CUP, also known as Cancer of unknown primary, is Cancer that has metastasized from another body part. The site where it began, also called the primary site, is unknown in this case.
Why CUP is a challenging cancer?
Cancer of unknown primary is often challenging because it tends to be aggressive and spreads to many body parts when found. Only 2 to 5% of CUP cancers are diagnosed in the U.S. In addition, because the origin of this type of Cancer is unknown, it often is challenging to choose the best treatment. CUPs are usually found in the lymph nodes, liver, lung, peritoneum (lining of the bowel), or bone, and thanks to better diagnostics and screening, they are becoming less common nowadays.
What are the primary causes?
Because the primary site of many of these cancers is unknown, it is hard to predict the primary cause. Even in cases where the primary location is found, the type of Cancer determines the possible risk factors.
Types of CUP cancers
Even when an Oncologists is unable to determine the initial site where the Cancer began, A further microscopic inspection of the cancer cells concludes the Cancer falling into one of the following categories:
- Neuroendocrine carcinoma: These are cancers that begin in specialized cells called neuroendocrine cells and have traits similar to those of nerve cells and hormone-producing cells. Neuroendocrine tumors are rare and can occur anywhere in the body. Most of this happens in the lungs, appendix, small intestine, rectum, and pancreas.
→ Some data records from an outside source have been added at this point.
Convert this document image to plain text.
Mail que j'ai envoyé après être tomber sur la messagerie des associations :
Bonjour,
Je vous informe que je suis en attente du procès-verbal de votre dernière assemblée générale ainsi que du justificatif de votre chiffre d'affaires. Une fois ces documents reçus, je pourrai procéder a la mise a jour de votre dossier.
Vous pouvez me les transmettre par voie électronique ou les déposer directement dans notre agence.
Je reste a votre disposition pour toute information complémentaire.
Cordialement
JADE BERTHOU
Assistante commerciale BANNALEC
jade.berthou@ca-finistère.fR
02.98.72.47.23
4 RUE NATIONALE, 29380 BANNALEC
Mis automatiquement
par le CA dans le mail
- Poorly differentiated carcinoma: Cancer cells are present in this type of CUP, but they do not have enough detail for an oncologist to decide the type of Cancer. Around 10% of these CUP cases are lymphoma, melanoma, or sarcoma.
- Adenocarcinomas: In six of every ten cancers of unknown primary are adenocarcinomas, beginning in gland cells, with the primary sites in the lung, pancreas, breast, prostate, stomach, liver, or colon.
- Squamous cell cancer: These cells are flat, similar to cells on the skin or linings of some organs
What are the Symptoms of Cancer of Unknown Primary?
While the Symptoms of Cancer of unknown primary (CUP) vary from person to person and depend on where Cancer has spread, patients often experience it.
- Swollen lymph nodes that are not painful but firm.
- Abdominal Mass that can be felt from the outside, often causing a feeling of fullness after a small meal
- Shortness of breath
- Pain in the chest or abdomen
- Pain in the bones
- Skin tumors
- Fatigue or weakness
- Lack of appetite or unexplained weight loss
How is CUP Diagnosed?
If an oncologist suspects Cancer of unknown primary, one or more of the following tests may be performed for an accurate diagnosis.
- Fine needle aspiration (FNA)
- Core needle biopsy
- Excisional biopsy
- Incisional biopsy
- Bone marrow aspiration and biopsy
- Blood and urine tests
- Imaging tests, which may include
- CT or CAT computed axial tomography) scans
- MRI (magnetic resonance imaging) scans
- PET (positron emission tomography) scans
What are the available Treatments?
- Radiation therapy
- 3D-conformal radiation therapy
- Intensity-modulated radiotherapy (IMRT)
- Proton therapy
- Targeted therapies
Finally, Cancer of unknown primary is rare, and it’s essential to be aware of the symptoms and see a doctor immediately if you experience any of them. With early diagnosis and treatment, many people with this type of Cancer can beat the disease successfully.